A virusproof (ransomware...) strategy for backup on a NAS?
The solution is to keep a history of backups.
You can store one daily backup, say for the last seven days. Then one backup per week four times per month. This way, if the backup from yesterday had been saved in a bad state, you take the backup from the day before. Or you can take the backup from last week.
To save space you can either use a file system with supports deduplication, use hard links or store only the difference between the backup. Which solution is best, depends on your needs, setup and the software you run.
EDIT: You updated your question and added additional information.
As you already know, you have to separate the data from the backup. A backup is always redundant, if possible even more than one copy. I don't know your NAS solution and their backup software. But I can tell you how I solved this.

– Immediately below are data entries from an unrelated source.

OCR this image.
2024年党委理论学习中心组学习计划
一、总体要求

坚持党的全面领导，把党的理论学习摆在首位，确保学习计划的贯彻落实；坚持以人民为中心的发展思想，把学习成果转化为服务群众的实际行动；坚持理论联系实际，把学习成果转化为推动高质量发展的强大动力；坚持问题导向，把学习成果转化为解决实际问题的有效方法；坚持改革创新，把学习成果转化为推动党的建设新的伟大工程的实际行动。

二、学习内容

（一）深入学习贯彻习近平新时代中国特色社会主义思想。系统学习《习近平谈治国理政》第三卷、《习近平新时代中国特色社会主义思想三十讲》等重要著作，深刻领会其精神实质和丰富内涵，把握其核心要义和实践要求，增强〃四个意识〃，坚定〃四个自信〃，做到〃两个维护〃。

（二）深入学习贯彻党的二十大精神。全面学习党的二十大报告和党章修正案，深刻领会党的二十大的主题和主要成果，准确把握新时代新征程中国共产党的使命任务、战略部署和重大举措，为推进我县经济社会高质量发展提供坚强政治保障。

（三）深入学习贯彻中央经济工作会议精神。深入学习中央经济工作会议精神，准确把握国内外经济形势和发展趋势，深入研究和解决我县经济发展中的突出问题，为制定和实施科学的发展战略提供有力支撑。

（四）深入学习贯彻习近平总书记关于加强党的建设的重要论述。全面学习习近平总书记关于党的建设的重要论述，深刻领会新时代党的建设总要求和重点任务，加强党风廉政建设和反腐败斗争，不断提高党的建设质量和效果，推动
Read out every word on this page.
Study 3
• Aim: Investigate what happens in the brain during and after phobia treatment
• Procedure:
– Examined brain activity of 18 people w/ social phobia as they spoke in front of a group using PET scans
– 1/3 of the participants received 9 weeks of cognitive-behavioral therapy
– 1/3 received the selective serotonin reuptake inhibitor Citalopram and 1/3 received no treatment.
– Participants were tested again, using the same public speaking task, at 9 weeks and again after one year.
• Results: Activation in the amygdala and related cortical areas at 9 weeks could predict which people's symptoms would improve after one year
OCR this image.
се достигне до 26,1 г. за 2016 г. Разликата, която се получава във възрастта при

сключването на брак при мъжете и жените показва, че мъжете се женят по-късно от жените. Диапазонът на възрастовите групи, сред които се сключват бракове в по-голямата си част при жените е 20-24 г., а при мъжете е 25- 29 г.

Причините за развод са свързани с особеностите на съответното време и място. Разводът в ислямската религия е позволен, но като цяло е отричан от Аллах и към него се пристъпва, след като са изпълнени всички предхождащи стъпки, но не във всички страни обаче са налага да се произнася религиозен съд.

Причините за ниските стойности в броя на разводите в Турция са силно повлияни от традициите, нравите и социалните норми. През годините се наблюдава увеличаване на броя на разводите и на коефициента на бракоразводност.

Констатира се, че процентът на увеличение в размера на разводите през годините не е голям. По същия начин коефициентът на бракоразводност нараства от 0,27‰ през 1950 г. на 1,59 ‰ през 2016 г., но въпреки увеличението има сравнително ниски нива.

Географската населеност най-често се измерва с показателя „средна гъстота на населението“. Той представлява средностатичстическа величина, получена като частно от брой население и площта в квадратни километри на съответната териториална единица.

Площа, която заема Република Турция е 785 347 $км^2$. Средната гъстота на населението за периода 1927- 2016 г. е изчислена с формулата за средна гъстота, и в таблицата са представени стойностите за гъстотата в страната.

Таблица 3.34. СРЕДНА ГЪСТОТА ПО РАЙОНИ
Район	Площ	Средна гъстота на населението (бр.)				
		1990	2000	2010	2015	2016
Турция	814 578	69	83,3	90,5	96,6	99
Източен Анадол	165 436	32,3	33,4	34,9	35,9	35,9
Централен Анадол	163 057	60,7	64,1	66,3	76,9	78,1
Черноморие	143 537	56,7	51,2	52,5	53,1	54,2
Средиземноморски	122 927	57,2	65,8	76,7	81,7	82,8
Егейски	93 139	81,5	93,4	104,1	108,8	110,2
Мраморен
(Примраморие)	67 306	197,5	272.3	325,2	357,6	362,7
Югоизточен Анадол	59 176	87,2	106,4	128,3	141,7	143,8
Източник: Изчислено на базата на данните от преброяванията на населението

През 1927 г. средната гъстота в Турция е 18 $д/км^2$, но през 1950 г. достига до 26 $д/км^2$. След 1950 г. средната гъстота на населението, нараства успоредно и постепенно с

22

I use an old 300MHz system as backup server, which is connected to the file server (that would be your NAS in your configuration). Once per day the backup server switches on and pulls the backup from the file server and writes the data on its own hard drives. As backup software I use rsnapshot. No client computer has access to the backup server in any way. And it is only running for a short time per day.
This is only one possible solution out of many. The key points of a good solution are:
- Keep a history of backups
- A backup is always redundant
- A backup is stored on different hardware (e.g. a second drive, not a second partition on the same drive)
- The client computers must not have access to the backup
- The backup should be as easy as possible, at best fully automatic
- Depending on how often restores are expected, it should not be too big of a burden to restore the data
The only way to have virus-free backups is to have some sort of history: you have to store your backups for several days/weeks/monthes.
This don't garantee to be virus-free, but this garantee you can recover files before you discover a recent infection.
One very important thing about backups: the "client" computer must not have access to the backups.
This means this is the "server" computer which connect to the client and make the backup. Most backup program are not designed this way.
Another method is to remove backups from client's sight once done. But this is often done in a bad way, leading to no security increase.
What you mention seem to be multiple separate issues. One is easier to overcome (accidental deletes or backing up of bad data) than the other (targeted malware).
In increasing order of severity / effort to save your data:
(Unnoticed) corruption of the data of one of your systems making it to the backup drive, deleting all the good data or replacing it with crap. Other answerers mentioned before, keep multiple generations. This saves you also from much more mundane issues, like software doing bad writes (I know people whose office software created broken, unreconverable files) without you noticing.
Malware that breaks all files on all connected drives. This one is more difficult, because malware can just delete or render unusable all of the backup generations, given programmatic access to them. Keep multiple backup drives and regularly switch between them. Never connect them at the same time.
Fires, burglary, lightning strikes, or a significant other who likes to throw (preferably expensive) things at you. Maintain multiple physical drives. Keep one of them off site at all times. Regularly switch between them to make sure both are reasonably up to date. Optionally, add an online backup solution you trust to the mix.
Of course, you can attempt to prevent some issues by e.g. keeping multiple backup generations and removing all write permissions to the files once they've been written, so malware cannot just overwrite them. I wouldn't rely on that, especially if you have malware problems already.